Here is an example configuration for the Splunk and Filter transformers as discussed above - the `transforms` field contains an ordered list of transformers you want to apply.

```json
{
  "connector.class": "com.splunk.kafka.connect.SplunkSinkConnector",
  "tasks.max": "1",
  "topics": "LogDNATopic",
  "splunk.header.support": "true",
  "splunk.hec.uri": "<SPLUNK_HEC_URIs>",
  "splunk.hec.token": "<SPLUNK_TOKEN>",

  "transforms": "my_custom_transform_1,my_custom_transform_2,discard_if_no_index_in_header",

  "transforms.my_custom_transform_1.type": "com.ibm.garage.kafka.connect.transforms.Splunk",
  "transforms.my_custom_transform_1.source.key": "source_key1",
  "transforms.my_custom_transform_1.source.preserve": true,
  "transforms.my_custom_transform_1.dest.key": "splunk.header.index",
  "transforms.my_custom_transform_1.dest.toHeader": true,
  "transforms.my_custom_transform_1.regex.pattern": "^(.*)$",
  "transforms.my_custom_transform_1.regex.format": "my_custom_$1_format",
  "transforms.my_custom_transform_1.regex.defaultValue": "my default value",

  "transforms.my_custom_transform_2.type": "com.ibm.garage.kafka.connect.transforms.Splunk",
  "transforms.my_custom_transform_2.source.key": "source_key1",
  "transforms.my_custom_transform_2.dest.key": "source_key1_renamed",

  "transforms.discard_if_no_index_in_header.type": "com.ibm.garage.kafka.connect.transforms.Filter",
  "transforms.discard_if_no_index_in_header.headerKey": "splunk.header.index",
  "transforms.discard_if_no_index_in_header.isNegate": true
}
```

- The configuration includes three transformations ordered in the pipeline (see `transforms` field).
- The first transformation (labeled `my_custom_transform_1`):
  - It takes the value of the `source_key1` field if it is found.
  - If the `regex.pattern` matches, it applies the `regex.format`, which results in `my_custom_<value of source_key1 field>_format`.
  - If the `regex.pattern` does not match, the `regex.defaultValue` is used as the value instead.
  - Since the `dest.key` is specified, a new field with `dest.key` key is created (which means `splunk.header.index`).
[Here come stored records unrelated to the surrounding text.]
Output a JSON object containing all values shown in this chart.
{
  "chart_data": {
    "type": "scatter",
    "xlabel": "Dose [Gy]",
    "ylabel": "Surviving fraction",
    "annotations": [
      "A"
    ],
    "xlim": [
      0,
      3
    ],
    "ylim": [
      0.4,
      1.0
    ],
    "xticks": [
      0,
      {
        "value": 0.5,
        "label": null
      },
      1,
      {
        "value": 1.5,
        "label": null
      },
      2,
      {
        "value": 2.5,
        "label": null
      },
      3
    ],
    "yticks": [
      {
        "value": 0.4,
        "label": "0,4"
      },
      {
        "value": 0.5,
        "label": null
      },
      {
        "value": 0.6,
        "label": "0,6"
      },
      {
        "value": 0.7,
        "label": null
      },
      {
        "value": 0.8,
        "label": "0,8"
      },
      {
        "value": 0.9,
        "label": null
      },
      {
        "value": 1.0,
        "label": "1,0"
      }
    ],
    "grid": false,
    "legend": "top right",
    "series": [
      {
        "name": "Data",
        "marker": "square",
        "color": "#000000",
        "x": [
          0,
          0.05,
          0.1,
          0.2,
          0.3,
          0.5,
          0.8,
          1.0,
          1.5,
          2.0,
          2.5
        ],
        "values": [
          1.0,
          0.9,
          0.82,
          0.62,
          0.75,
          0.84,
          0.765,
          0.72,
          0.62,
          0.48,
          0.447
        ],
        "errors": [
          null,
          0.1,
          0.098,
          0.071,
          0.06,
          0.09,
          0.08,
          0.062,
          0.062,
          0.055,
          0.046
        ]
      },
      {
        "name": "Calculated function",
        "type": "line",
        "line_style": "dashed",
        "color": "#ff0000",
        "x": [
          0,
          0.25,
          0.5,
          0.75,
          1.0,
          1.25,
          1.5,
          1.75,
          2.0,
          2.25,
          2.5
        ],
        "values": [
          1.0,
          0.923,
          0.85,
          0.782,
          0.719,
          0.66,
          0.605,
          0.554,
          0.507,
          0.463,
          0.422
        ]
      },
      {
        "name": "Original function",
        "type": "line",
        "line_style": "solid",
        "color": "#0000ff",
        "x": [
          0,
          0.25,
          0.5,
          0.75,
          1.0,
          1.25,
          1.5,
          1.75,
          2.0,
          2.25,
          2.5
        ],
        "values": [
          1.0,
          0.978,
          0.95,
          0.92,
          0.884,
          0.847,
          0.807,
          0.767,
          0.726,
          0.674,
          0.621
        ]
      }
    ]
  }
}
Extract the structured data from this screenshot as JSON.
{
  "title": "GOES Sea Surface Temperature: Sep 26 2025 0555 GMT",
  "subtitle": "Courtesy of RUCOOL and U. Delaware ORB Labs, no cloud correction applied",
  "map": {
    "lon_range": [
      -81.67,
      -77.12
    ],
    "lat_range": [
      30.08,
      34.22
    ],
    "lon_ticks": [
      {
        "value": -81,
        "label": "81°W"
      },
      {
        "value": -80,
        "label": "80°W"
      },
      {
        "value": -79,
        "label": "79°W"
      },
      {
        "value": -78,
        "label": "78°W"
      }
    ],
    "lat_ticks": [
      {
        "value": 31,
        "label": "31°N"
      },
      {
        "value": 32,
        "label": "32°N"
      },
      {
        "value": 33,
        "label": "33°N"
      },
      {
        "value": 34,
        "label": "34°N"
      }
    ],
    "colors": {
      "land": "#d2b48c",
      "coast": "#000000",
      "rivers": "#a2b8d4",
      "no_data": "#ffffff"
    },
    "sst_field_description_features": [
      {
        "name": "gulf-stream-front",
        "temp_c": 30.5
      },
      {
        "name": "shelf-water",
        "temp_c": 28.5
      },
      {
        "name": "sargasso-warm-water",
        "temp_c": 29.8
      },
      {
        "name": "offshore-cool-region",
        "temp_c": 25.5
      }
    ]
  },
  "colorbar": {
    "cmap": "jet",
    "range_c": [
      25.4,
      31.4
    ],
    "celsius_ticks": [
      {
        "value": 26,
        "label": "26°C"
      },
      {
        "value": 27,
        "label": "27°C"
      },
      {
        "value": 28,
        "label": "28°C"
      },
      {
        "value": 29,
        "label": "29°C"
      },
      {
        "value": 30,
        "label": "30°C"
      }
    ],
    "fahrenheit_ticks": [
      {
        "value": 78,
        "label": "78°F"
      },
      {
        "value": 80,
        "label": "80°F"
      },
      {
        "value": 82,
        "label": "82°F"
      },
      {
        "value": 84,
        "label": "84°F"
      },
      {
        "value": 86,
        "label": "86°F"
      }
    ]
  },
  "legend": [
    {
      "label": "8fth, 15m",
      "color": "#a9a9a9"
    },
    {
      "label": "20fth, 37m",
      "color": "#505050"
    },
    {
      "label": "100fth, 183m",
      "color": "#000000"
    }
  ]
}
The value is taken from the previous points.
  - `source.preserve` is set to `true`, so the original `source.key` is not removed from the Kafka record. It is left intact and available to the next transformation.
  - `dest.toHeader` is set to `true`, so newly created `splunk.header.index` field and its new value are moved to the Kafka record headers. The field is then removed from the Kafka record body.
- The second transformation (labeled `my_custom_transform_2`):
  - It creates a new `source_key1_renamed` field, and it takes the value from the original source key `source_key1`.
  - Since `source.preserve` defaults to `false`, the original `source_key1` field is removed from the Kafka record.
- The third transformation (labeled `discard_if_no_index_in_header`):
  - If the header with key `splunk.header.index` exists in the Kafka record, the message is not discarded (because the condition is negated by `isNegate` set to `true`). If the header with key `splunk.header.index` does not exist in the Kafka record, the message is discarded.

## Build

Please, use Gradle version 7.0+:

```
gradle jar
```

## Test

```
gradle clean test
```

## Setting up Kafka Connect worker

### Worker properties

These transformers rely on the message being in JSON format and the connect worker to be configured to use JSON value and key converters. To do this, the connect worker will need to have the following properties set:

```
key.converter=org.apache.kafka.connect.json.JsonConverter
value.converter=org.apache.kafka.connect.json.JsonConverter
```

Unless you are specifying a schema, you will also need to set the following properties:

```
key.converter.schemas.enable=false
value.converter.schemas.enable=false
```

### Adding transformer

In order to make the transformers available to your Kafka connect worker, place the built jar on a supported plugin path in your worker environment.